League of Gentlemen Indeed | March 8, 2011

In 1960, some British underground filmmakers made a movie called The League of Gentlemen. It’s a heist movie, and to my mind, maybe the best ever made. Certainly, fifty years later, it remains a fresh cinematic experience.

A retired colonel played by Jack Hawkins assembles a group of ex-soldiers with tainted, criminal histories for a robbery. That’s all I’ll say for plot specifics. These men almost belong in a Hawks film, but no, they’re too melancholy for that. And it’s the melancholy, the dry wit, the way writer Forbes, director Dearden, and the actors create a group of ex-soldiers, lost in a world of peace with a last chance at glory that becomes something quite terrific.

Nigel Patrick gives a standout performance, an equal to Hawkins in screen presence. A scene like the one where Patrick washes Hawkins’ dishes is something that would never make it into most movies, but this is what makes The League of Gentlemen good. The heist scene is nothing compared the tiny moments between these characters, the dialog, the wit.

And of the heist I will only say that it was simple. Stark. It and the movie possess no flash. They are neither burdened by tricks or twists. Anyone making a movie in this genre should return to Gentlemen because it will outlast all the Ocean’s and Italian Jobs.

Bryan Forbes

I must thank good and bad luck that this movie never came together as it was intended to (as a Hollywood vehicle with Cary Grant).
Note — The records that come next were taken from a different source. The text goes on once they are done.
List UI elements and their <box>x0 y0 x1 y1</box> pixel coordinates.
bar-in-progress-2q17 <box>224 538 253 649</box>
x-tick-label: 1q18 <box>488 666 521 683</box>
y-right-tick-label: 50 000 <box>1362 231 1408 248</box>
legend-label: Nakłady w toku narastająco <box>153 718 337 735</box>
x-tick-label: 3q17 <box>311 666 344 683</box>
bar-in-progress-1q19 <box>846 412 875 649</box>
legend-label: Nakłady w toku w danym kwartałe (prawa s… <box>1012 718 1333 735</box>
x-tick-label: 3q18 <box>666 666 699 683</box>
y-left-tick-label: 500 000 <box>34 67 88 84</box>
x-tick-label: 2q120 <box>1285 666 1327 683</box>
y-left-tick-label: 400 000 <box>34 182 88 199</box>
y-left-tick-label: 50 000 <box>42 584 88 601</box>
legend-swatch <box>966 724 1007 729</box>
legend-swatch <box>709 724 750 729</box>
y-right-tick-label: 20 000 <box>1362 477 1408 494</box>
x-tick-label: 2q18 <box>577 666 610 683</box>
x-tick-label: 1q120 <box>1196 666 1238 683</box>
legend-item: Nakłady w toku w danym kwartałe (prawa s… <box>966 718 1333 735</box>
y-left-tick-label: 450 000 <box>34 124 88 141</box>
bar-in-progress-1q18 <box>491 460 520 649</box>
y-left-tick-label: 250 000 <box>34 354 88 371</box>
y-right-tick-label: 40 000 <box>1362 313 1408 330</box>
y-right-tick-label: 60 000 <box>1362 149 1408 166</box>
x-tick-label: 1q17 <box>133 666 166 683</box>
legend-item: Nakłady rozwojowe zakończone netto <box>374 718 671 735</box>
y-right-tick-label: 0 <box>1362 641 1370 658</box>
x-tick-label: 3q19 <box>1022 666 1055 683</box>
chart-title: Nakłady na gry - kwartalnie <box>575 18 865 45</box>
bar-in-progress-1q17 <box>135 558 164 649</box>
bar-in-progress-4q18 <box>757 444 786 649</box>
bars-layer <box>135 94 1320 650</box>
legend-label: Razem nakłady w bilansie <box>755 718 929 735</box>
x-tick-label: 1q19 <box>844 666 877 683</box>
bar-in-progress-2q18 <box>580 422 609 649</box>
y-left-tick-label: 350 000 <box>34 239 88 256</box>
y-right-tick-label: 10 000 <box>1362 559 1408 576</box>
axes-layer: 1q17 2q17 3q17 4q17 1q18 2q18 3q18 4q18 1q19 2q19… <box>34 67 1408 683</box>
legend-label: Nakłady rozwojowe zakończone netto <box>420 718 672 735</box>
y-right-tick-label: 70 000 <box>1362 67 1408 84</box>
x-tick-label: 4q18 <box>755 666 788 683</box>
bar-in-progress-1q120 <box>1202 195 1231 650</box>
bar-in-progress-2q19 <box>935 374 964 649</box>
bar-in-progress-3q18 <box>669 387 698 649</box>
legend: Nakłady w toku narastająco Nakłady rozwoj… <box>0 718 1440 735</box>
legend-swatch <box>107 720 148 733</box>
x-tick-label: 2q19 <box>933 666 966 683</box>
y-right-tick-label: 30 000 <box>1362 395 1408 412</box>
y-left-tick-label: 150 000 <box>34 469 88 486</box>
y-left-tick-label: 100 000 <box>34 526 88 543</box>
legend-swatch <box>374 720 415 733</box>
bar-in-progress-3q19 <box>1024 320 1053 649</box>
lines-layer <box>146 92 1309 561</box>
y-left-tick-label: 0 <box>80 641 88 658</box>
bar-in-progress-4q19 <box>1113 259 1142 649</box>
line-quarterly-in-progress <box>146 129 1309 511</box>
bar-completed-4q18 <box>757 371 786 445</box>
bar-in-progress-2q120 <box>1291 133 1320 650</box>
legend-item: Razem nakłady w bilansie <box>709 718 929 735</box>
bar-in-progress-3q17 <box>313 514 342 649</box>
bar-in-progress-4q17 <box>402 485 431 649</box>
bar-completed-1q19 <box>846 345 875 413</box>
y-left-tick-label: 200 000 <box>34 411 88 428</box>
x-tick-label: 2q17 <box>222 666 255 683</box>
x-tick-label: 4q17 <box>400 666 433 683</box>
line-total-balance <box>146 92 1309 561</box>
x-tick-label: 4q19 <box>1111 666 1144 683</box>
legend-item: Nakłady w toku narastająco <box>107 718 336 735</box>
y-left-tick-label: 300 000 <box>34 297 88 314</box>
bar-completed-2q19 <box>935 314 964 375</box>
Sure, that fantasy version might’ve been a good romp but what we have here is very special. And for me, an introduction to a group of filmmakers I’d like to make cinematic acquaintances. Jack Hawkins has always caught my eye, a contagious force on screen. Add to his company Bryan Forbes, young, full of life in this picture. He also wrote the screenplay (from a novel by John Boland) and later directed some films. More movies directed by Basil Dearden are available in the Criterion box which includes Gentlemen and I plan to seek them out.